On Russia, Handel has dismissed the mounting questions about Trump’s interactions with law enforcement officials as “noise” but said she supports letting “the facts take us where the facts take us.”

Handel has raised more than $5 million, putting her far behind Ossoff, but she has been boosted by outside groups that have spent more than $11 million on her behalf. A political action committee aligned with House Speaker Paul D. Ryan (R-Wis.) has been particularly active.

Ossoff’s droves of volunteers have drawn notice. During a recent trip to the district, The Washington Post encountered numbers of them in blue T-shirts going door to door — a glimpse into the energy on the Democratic side, especially among progressive millennial-age voters who see Trump as anathema to their views.

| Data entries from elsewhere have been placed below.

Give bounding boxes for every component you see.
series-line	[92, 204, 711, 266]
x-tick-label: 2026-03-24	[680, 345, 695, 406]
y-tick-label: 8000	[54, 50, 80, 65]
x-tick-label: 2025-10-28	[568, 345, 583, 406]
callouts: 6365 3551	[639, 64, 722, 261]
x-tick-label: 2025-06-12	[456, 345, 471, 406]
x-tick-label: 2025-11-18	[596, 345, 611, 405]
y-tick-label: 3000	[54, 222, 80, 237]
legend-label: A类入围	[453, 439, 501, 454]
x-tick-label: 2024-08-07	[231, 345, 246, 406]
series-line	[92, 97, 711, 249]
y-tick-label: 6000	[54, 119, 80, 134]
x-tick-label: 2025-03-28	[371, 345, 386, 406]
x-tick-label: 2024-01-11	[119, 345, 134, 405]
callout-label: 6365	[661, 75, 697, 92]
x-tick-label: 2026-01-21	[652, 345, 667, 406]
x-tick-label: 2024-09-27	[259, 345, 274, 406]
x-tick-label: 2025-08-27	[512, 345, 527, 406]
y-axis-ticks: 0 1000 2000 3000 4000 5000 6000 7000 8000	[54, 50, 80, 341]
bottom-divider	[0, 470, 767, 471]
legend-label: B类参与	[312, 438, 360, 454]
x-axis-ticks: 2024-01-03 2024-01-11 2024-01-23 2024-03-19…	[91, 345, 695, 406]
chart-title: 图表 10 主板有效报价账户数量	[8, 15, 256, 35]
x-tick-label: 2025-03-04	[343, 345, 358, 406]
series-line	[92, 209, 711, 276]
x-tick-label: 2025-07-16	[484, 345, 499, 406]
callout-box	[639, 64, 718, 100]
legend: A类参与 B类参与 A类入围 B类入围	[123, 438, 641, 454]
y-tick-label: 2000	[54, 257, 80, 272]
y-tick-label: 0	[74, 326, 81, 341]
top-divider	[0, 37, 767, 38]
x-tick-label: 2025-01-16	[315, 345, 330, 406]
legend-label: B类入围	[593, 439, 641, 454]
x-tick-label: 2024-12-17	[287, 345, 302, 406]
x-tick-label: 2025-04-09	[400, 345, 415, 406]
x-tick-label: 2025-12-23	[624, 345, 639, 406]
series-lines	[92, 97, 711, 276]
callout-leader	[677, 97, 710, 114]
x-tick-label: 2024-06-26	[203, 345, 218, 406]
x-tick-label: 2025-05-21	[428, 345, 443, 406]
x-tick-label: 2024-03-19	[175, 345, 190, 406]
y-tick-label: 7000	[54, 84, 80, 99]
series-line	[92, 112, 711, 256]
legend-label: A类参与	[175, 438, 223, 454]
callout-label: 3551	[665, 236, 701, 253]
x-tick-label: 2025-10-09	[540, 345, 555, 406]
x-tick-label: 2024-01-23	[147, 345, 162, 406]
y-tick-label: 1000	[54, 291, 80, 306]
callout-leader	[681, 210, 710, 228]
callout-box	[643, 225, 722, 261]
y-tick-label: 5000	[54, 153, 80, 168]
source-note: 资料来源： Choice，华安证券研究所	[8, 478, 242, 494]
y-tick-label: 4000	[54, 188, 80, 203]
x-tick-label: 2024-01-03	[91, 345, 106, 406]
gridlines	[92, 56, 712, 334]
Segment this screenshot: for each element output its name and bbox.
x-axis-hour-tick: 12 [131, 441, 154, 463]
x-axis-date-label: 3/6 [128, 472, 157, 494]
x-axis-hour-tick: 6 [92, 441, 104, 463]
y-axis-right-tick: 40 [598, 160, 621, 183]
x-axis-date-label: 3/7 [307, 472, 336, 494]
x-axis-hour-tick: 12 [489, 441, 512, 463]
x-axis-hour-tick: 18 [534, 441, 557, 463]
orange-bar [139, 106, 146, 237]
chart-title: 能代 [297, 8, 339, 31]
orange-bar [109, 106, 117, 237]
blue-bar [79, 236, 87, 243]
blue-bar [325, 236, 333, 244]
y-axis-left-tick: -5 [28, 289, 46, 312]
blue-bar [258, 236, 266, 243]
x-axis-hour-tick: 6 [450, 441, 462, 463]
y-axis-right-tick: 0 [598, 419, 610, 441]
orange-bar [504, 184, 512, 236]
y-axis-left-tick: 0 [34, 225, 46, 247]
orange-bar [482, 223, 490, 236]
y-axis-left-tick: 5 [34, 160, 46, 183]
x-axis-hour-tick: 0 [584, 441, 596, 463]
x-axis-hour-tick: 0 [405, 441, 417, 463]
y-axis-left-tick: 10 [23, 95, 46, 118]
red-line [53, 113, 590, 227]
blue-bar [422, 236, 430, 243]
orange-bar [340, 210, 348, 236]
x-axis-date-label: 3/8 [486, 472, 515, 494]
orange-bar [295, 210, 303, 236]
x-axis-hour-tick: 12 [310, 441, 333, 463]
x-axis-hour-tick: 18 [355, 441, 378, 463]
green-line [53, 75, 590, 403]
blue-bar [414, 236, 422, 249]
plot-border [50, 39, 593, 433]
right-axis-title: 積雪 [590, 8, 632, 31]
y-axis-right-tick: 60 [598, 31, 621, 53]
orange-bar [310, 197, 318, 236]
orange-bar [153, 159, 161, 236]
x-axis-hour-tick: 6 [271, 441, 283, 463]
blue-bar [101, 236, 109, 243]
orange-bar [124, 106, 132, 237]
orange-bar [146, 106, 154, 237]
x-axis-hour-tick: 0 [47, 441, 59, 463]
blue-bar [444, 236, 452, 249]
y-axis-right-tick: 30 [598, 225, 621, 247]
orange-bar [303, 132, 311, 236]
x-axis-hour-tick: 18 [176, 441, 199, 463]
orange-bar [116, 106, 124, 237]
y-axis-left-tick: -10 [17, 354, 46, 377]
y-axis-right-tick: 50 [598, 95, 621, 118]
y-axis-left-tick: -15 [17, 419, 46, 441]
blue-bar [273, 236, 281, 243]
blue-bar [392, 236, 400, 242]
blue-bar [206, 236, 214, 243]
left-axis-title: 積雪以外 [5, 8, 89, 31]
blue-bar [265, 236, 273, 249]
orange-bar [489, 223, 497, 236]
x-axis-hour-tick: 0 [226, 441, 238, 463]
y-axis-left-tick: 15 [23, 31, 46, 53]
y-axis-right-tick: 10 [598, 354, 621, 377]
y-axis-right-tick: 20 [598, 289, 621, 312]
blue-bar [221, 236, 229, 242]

Ossoff said Friday on MSNBC that he has built a coalition of “Democrats, independents and Republicans.”

But as she stood Saturday in front of an enormous American flag at an airport hangar, Handel described Ossoff as a liberal interloper who had values from “3,000 miles away in San Francisco.”

It was a return to traditional partisan themes, seemingly as a reminder to any Republican tempted to stay home or vote for Ossoff.

“We are going to show up on Tuesday, and we’re going to rock Nancy Pelosi’s world,” Handel said to cheers.